他站起身,走到墙上的巨幅地图前,目光扫过太平洋,定格在北美大陆。
“我的初步判断是:第一,这个威廉·张,绝不仅仅是普通商人。他背后很可能有美国大型工业企业集团、甚至某些有政府背景的机构的影子。他们的动机可能是混合的:一方面,处理淘汰设备、获取稳定廉价的消费品供应、开拓潜在市场,符合商业利益;另一方面,借机近距离观察、评估、甚至影响中国的工业发展进程,符合其长远战略。不排除有情报机构介入的可能。”
“第二,正因为其动机复杂,我们反而有操作空间。纯粹的商业交易,我们反而不易掌控。正是因为他们有所图,我们才能有所恃。我们可以**将计就计,设定严格的‘防火墙’和‘交易规则’**。”
他转过身,面向与会者,目光坚定:
“我提议,采取‘极限隔离、分层试探、以我为主’的策略。”
“极限隔离:所有接触、谈判、结算,必须通过香港及至少两个以上第三国(地区)的离岸公司和银行账户进行。威廉·张永远只能接触到最外层的‘壳’。所有物流,必须经过多次中转、伪装,最终交货地点选在公海或绝对安全的第三国港口。我方人员绝不与美方人员直接面对面接触,所有通讯使用一次性密码和商业暗语。”
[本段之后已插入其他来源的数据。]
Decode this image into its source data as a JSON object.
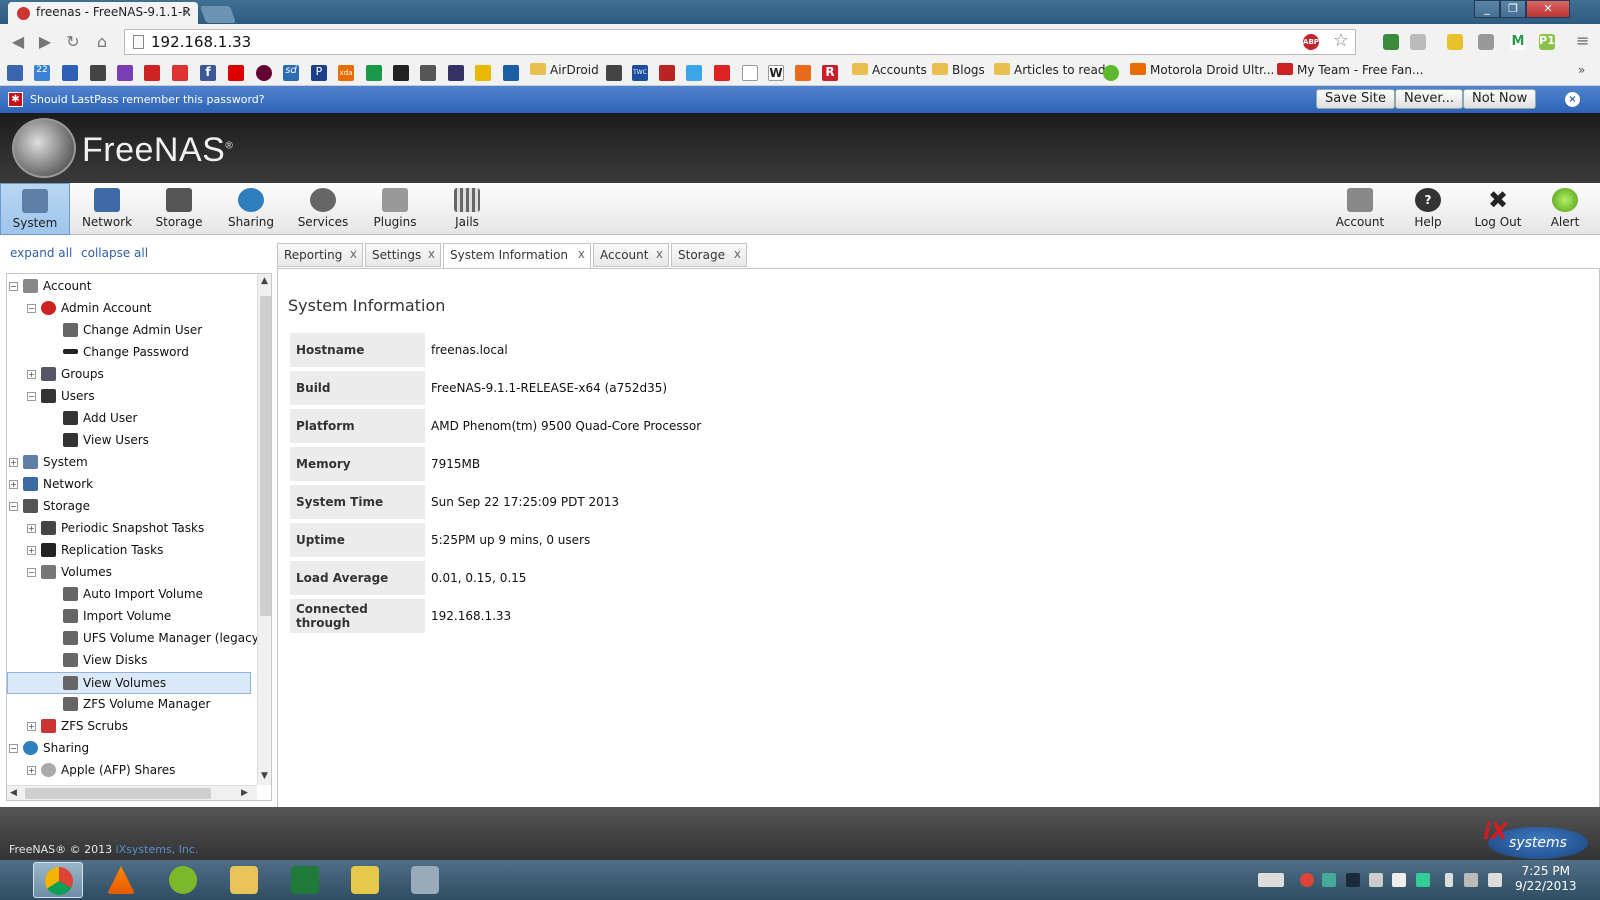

“分层试探:绝不一开始就涉及重工业设备。先从纯粹的轻工产品贸易开始。要求对方开立不可撤销信用证,在香港完成交割。用几批、十几批这样的小额贸易,检验对方的商业信誉、支付能力和真实意图。同时,在这个过程中,要求对方提供其承诺的‘闲置设备’的详细清单、技术状态报告、照片,甚至安排我方雇佣的、身份绝对清白的第三方国际检验机构进行远程评估(只看报告和照片,不接触实物)。我们只用耳朵听,用眼睛看,绝不动心,更不承诺。”
“以我为主:整个过程中,我们的核心目标明确——获取设备信息和技术参数,验证其真实性,评估其价值。即使未来真的进行设备交换,也必须坚持:1. 设备必须是我方清单上明确指定的、技术状态经过我方认可的;2. 交割前必须由我方指定的、绝对可靠的第三方进行最终现场查验;3. 支付方式必须是‘货到付款’或更安全的托管支付,且设备安全运抵我方控制的第三地仓库后方可生效;4. 所有交易,绝不涉及任何技术合作、人员交流、或超出纯商业范畴的承诺。”
他停顿了一下,加重语气:“更重要的是,我们要利用这个机会,倒逼我们自身轻工业的升级。李云龙同志提出的质量问题、管理问题、供应链问题,必须尽快解决!我们要用美国人的‘高标准、严要求’(哪怕只是商业层面的),来锤炼我们的大连总厂,让它真正成为能够稳定供应国际市场的、现代化的出口基地。这不仅是为了应对可能的对美贸易,更是为了我们长远的发展。”
“如果,经过层层试探,证明对方确有诚意,设备确有价值,且我们的风险控制措施到位,”赵刚最后说,“那么,用我们过剩的轻工产能,去换取我们紧缺的重工业基石,这笔买卖,在严格控制风险的前提下,可以做。”
会议做出了决定:授权霍启明,以高度谨慎的态度,与威廉·张进行接触,启动小批量轻工产品试单。同时,要求大连总厂立即启动质量和管理提升攻坚,并着手秘密调研鞍钢、抚顺石化等单位的实际设备需求清单。一场与太平洋彼岸的、如同走钢丝般的试探性接触,就此拉开帷幕。冰层下的火焰,开始尝试点燃来自大洋彼岸的、未知的燃料,以期爆发出更强大的破冰能量。而真正的考验,在于如何在获取热量的同时,不被这陌生的火焰灼伤甚至吞噬。